Schema file syntax#

The schema file is used to specify the delimiters and variable patterns for compressing and searching logs. Logs are tokenized using delimiters and each token is classified as a variable or static text. Variable types are assigned a name and a pattern defined by the regex rules in the schema file. Some variable names are keywords and variables with these names are treated specially. Anything not matching a variable type is considered to be static text.

Example Schema File#

// Delimiters
delimiters: \t\r\n:,!;%

// Keywords
timestamp:\d{4}\-\d{2}\-\d{2} \d{2}:\d{2}:\d{2}(\.\d{3}){0,1}
timestamp:\[\d{8}\-\d{2}:\d{2}:\d{2}\]
int:\-{0,1}[0-9]+
float:\-{0,1}[0-9]+\.[0-9]+

// Custom variables
hex:[a-fA-F]+
hasNumber:.*\d.*
equals:.*=.*[a-zA-Z0-9].*

delimiters: \t\r\n:,!;% indicates that , \t, \r, \n, :, ,, !, ;, %, and ' are delimiters. Note, this is not a regular expression but a collection of characters; every character specified is treated as a delimiter. In a log file, consecutive delimiters, e.g., N consecutive spaces, are stored as static text. Currently, at least one delimiter must be specified, and multiple delimiter specifications on separate lines are allowed.
Keywords and custom variables are designated by specifying typeName:regexPattern where typeName consists of alphanumeric characters and is followed by a :. regexPattern cannot contain delimiters (except timestamp) as this is currently incompatible with search. The supported regex for regexPattern is specified in the section below. The same typeName may show up on multiple lines allowing for it to be associated with multiple regexPattern specifications.
- Although keywords are defined the same as variables, they are treated differently.
- If a variable in a log matches multiple keyword/variable patterns with different names, the pattern specified earlier in the schema file is prioritized.
timestamp is a keyword and its pattern may contain delimiters. Timestamps at the start of a log file or after a newline in a log file indicate the beginning of a new log message. If the log file contains no timestamp at the start of the file then a newline is used to indicate the beginning of a new log message. Timestamp patterns are not matched midline and are not stored as dictionary variables as they may contain delimiters.
int and float are keywords. These are encoded specially for compression performance.

Supported Regex#

REGEX RULE   DEFINITION
ab           Match 'a' followed by 'b'
a|b          Match a OR b
[a-z]        Match any character in the brackets (e.g., any lowercase letter)
             - special characters must be escaped, even in brackets (e.g., [\.\(\\])
[^a-zA-Z]    Match any character NOT in the brackets (e.g., non-alphabet character)
a*           Match 'a' 0 or more times
a+           Match 'a' 1 or more times
a{N}         Match 'a' exactly N times
a{N,M}       Match 'a' between N and M times
(abc)        Subexpression (concatenates abc)
\d           Match any digit 0-9
\s           Match any whitespace character (' ', '\r', '\t', '\v', or '\f')
.            Match any *non-delimiter* character

Regex rules are listed in order of operation

Known issues#

Below are current known issues/limitations with schema support. Open an issue on GitHub if you require assistance.

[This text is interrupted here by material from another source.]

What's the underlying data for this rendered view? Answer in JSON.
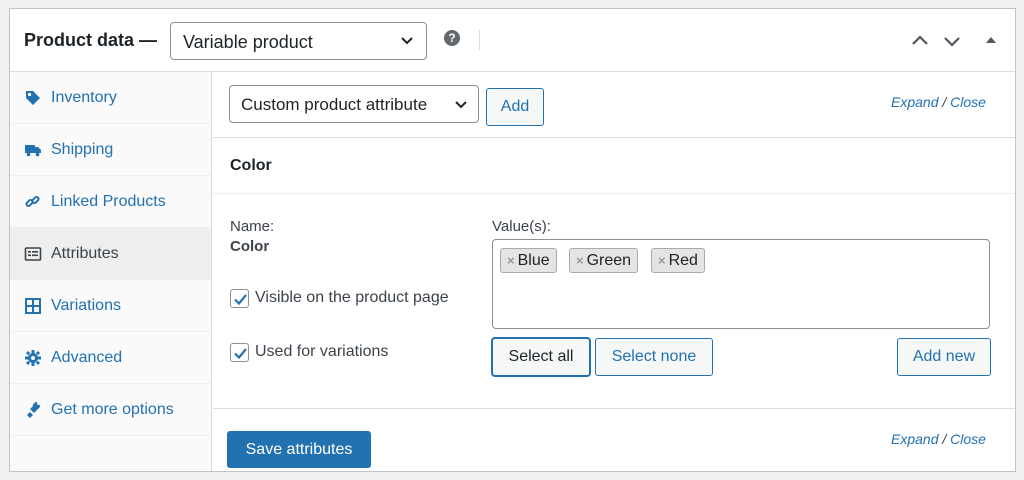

Wildcard search queries for archives compressed with a schema file currently consider * as representing 0 or more non-delimiter characters.
We currently only support ASCII characters. Future support will include UTF-8 encodings.
Timestamps must appear at the start of the message.
There is currently no way to specify text around a variable that is used for context but is not part of the variable.